The Central Electricity Regulatory Commission (CERC) has initiated ‘market coupling’ of electricity prices on power exchanges — to what end, is less than clear. Under ‘market coupling’ the price at which electricity will be traded will be common for all the exchanges; a market coupling operator (MCO) will aggregate orders from all the power exchanges and match them, to discover a uniform market clearing price. CERC recently passed an order to initiate “the consultative process” with Grid-India Ltd, a PSU, and the three power exchanges in India to implement ‘market coupling’ and propose regulatory amendments for the same.
For starters, market coupling will be only for the Day-ahead market (DAM), which refers to sell and buy bids for the next day. The target date is January 2026. The regulator intends to extend market coupling to the real-time market (RTM — sell and buy bids for power supply in the next hour) and Term-ahead market (TAM, referring to beyond a day), later, in that order, based on the DAM experience.
Electricity consumption in India is about 1,700 billion kWhr (2024-25), 93 per cent of which is sold to utilities and bulk consumers through bilateral agreements — only 7 per cent is traded through the exchanges. Of the three exchanges, the Indian Energy Exchange (IEX) and the Power Exchange of India (PXIL) have been in operation since 2008; the third, Hindustan Power Exchange (HEX), has been in operation since 2022. IEX has over 99 per cent share of the DAM and RTM and 50 per cent of TAM. The high market share acts as a draw for higher volumes and traders. Notably, there have been no complaints about any abuse of the dominant position by IEX. CERC says that increased competition and enhanced transmission efficiency are the objectives of market coupling. It is hard to see how that can happen, when one exchange has almost 100 per cent share. CERC had a ‘shadow pilot’ study done by Grid India. The findings were underwhelming, making no case for market coupling. In the case of DAM, the price convergence improved 0.3 per cent and volume increased 0.2 per cent. For RTM, these numbers were 0.01 per cent and 0.01 per cent, respectively.
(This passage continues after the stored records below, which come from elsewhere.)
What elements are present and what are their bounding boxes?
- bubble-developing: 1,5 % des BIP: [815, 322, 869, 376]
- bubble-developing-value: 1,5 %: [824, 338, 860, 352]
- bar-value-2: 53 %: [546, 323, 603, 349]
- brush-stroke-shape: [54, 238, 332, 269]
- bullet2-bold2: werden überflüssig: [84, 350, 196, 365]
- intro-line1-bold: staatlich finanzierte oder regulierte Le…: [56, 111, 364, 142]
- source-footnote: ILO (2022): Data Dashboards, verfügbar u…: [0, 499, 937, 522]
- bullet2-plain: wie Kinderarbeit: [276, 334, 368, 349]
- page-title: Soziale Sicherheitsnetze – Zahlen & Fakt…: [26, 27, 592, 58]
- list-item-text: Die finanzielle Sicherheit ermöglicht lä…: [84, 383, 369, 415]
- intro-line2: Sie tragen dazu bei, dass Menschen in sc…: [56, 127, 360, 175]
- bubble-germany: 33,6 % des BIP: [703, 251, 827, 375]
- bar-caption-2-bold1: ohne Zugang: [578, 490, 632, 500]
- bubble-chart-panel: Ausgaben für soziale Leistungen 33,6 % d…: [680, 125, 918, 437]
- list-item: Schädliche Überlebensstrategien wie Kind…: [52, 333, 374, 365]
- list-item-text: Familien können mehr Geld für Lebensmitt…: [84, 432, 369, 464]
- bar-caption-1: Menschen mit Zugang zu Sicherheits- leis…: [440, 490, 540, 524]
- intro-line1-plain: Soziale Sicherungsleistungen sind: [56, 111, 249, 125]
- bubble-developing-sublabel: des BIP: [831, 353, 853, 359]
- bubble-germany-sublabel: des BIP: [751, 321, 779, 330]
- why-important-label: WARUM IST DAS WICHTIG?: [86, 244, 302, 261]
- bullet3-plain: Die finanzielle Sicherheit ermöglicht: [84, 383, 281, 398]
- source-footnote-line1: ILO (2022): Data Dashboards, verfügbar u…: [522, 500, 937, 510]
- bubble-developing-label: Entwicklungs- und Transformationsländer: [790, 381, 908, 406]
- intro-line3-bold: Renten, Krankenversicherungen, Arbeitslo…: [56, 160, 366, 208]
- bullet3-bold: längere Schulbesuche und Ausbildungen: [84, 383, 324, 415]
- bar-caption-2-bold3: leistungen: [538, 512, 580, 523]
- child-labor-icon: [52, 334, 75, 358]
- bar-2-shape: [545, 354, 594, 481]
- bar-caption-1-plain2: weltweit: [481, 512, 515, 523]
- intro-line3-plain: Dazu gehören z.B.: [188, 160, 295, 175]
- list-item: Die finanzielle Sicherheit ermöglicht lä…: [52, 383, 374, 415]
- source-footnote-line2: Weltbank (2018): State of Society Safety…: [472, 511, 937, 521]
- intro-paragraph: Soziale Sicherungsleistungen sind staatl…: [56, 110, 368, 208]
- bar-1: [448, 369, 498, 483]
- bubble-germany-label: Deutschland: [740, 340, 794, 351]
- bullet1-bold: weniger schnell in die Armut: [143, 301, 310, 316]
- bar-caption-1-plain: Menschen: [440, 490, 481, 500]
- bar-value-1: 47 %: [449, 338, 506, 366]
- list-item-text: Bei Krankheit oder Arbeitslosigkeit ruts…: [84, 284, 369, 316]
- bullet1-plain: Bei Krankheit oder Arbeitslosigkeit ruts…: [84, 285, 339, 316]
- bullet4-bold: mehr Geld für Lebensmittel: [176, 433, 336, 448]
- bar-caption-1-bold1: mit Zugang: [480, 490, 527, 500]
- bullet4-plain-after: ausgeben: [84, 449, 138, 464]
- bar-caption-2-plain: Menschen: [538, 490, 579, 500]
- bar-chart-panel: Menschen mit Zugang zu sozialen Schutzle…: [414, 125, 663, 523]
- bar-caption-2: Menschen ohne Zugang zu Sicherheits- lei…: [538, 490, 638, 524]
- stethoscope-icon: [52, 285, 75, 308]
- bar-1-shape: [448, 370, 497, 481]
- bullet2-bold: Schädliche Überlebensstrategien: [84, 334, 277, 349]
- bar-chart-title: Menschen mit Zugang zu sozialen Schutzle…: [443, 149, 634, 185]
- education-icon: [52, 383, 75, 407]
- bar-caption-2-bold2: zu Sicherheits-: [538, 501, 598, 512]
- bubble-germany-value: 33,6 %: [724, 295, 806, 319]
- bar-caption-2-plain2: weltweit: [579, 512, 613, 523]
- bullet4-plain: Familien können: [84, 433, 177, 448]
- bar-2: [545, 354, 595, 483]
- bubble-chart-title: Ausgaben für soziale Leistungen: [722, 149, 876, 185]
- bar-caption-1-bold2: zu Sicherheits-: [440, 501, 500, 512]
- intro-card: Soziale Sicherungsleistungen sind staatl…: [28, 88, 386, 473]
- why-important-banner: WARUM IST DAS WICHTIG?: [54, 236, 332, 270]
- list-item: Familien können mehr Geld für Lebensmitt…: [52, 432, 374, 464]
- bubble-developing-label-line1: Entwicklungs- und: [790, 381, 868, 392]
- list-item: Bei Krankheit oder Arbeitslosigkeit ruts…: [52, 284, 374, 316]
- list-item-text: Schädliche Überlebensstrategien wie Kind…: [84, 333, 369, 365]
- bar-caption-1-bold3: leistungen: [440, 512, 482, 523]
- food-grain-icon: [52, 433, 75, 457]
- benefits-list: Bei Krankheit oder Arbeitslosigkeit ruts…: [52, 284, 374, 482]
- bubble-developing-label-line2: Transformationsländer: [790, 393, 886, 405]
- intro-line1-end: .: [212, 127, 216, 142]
Market coupling is a solution in search of a problem. It will benefit none other than PXIL and HEX. Unlike the fragmented power markets of Europe, the Indian power market is already unified. Market coupling snatches two key functions of the exchanges —price discovery and settlement — and puts them in the hands of the ‘Market Coupling Operator’, which, curiously, will be one of the three exchanges and Grid India, by turns. Europe’s market coupling emerged as a partnership of the exchanges and transmission system operators, to avoid distortion of prices due to transmission capacity constraints — which is not the case in India. Redistribution of business by a regulatory fiat is anachronistic, disconcerting and anti-free market. Instead of fiddling around with business flows, CERC should address pending issues, such as longer-term contracts and derivatives.